Ever since the financial crisis hit, conservatives -- at places like the American Enterprise Institute and the Heritage Foundation, joined by some prominent Tea Party groups -- have fought tooth-and-nail to deflect new regulation of Wall Street’s wheeler-dealers. (In my new book, The Fifteen Biggest Lies About the Economy, I note that the Right, following the advice of conservative message-maker Frank Luntz, derided new regulations that Wall Street was fighting hard to kill as a "second bailout" of the big banks. It was a lie so bold that one couldn’t help but be impressed with their chutzpah.)
So there’s a certain amount of irony in new revelations that the banks, in their quest for easy profits, appear to have undermined one of the Right’s most important principles: the sanctity of property ownership.
"If you own something," George W. Bush explained in a 2004 speech, "you have a vital stake in the future of our country. The more ownership there is in America, the more vitality there is in America, and the more people have a vital stake in the future of this country."
Yet today, thanks to the "innovative" financial instruments cooked up by the Wall Street Casino, doubt may be cast on the ownership of American homes across the country. Brady Dennis and Ariana Eunjung Cha, writing in the Washington Post, laid out the contors of the story last week:
Millions of U.S. mortgages have been shuttled around the global financial system -- sold and resold by firms -- without the documents that traditionally prove who legally owns the loans.
Now, as many of these loans have fallen into default and banks have sought to seize homes, judges around the country have increasingly ruled that lenders had no right to foreclose, because they lacked clear title.
These fundamental concerns over ownership extend beyond those that surfaced over the past two weeks amid reports of fraudulent loan documents and corporate "robo-signers."

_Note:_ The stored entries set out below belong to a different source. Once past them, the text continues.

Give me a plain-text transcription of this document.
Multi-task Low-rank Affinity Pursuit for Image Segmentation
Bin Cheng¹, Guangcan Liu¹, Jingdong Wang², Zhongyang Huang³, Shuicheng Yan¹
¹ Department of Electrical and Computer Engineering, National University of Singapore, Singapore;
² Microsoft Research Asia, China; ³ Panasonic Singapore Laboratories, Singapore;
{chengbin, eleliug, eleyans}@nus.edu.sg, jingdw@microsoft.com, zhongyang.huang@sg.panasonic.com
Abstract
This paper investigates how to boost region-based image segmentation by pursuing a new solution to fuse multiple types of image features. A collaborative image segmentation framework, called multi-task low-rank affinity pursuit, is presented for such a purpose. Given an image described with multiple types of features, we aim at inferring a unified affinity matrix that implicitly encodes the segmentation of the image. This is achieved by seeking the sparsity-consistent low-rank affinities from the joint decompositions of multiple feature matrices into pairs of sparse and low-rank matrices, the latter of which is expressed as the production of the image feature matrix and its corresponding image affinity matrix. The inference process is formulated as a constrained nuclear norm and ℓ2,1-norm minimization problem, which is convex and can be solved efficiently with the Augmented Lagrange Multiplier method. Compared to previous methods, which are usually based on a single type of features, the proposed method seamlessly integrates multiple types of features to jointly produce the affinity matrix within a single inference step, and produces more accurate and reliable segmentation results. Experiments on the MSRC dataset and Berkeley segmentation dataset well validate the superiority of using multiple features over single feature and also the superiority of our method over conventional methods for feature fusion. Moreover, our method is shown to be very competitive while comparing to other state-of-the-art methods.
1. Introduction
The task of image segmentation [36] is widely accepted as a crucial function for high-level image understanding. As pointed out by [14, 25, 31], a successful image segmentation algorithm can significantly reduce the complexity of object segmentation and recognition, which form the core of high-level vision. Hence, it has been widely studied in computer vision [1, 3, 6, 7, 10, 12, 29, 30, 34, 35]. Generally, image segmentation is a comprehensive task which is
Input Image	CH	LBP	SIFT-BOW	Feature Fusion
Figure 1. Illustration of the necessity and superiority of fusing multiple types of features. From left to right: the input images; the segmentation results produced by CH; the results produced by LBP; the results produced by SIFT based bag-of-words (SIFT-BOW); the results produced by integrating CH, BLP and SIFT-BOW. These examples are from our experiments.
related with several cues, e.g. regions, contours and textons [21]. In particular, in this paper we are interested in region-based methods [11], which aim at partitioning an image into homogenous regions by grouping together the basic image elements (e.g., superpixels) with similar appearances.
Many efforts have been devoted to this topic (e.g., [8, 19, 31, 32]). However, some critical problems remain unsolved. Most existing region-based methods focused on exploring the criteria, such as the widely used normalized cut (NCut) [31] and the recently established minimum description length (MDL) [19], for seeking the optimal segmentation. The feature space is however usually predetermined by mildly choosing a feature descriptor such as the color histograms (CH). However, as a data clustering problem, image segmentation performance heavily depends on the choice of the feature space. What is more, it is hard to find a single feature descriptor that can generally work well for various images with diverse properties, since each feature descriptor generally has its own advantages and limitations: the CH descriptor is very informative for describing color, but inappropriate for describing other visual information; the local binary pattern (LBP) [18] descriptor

The court decisions, should they continue to spread, could call into doubt the ownership of mortgages throughout the country, raising urgent challenges for both the real estate market and the wider financial system.
Having pushed for deregulation that broke down the wall between commercial lending and investment banking, Wall Streeters came up with a way to slice and dice risky mortgages into investment vehicles, which they peddled for fat fees. Essentially, they laundered the risk out of shaky mortgages, at least in theory, transforming some slices into AAA-rated securities (which allowed pension funds and other institutional players to invest in them). In doing so, they broke the relationship between lenders and homeowners, and shielded themselves from the fallout. (Again, only in theory -- when the house of cards eventually came down it brought about the most painful economic downturn since the Great Depression, and they came running to the taxpayers for a bailout.)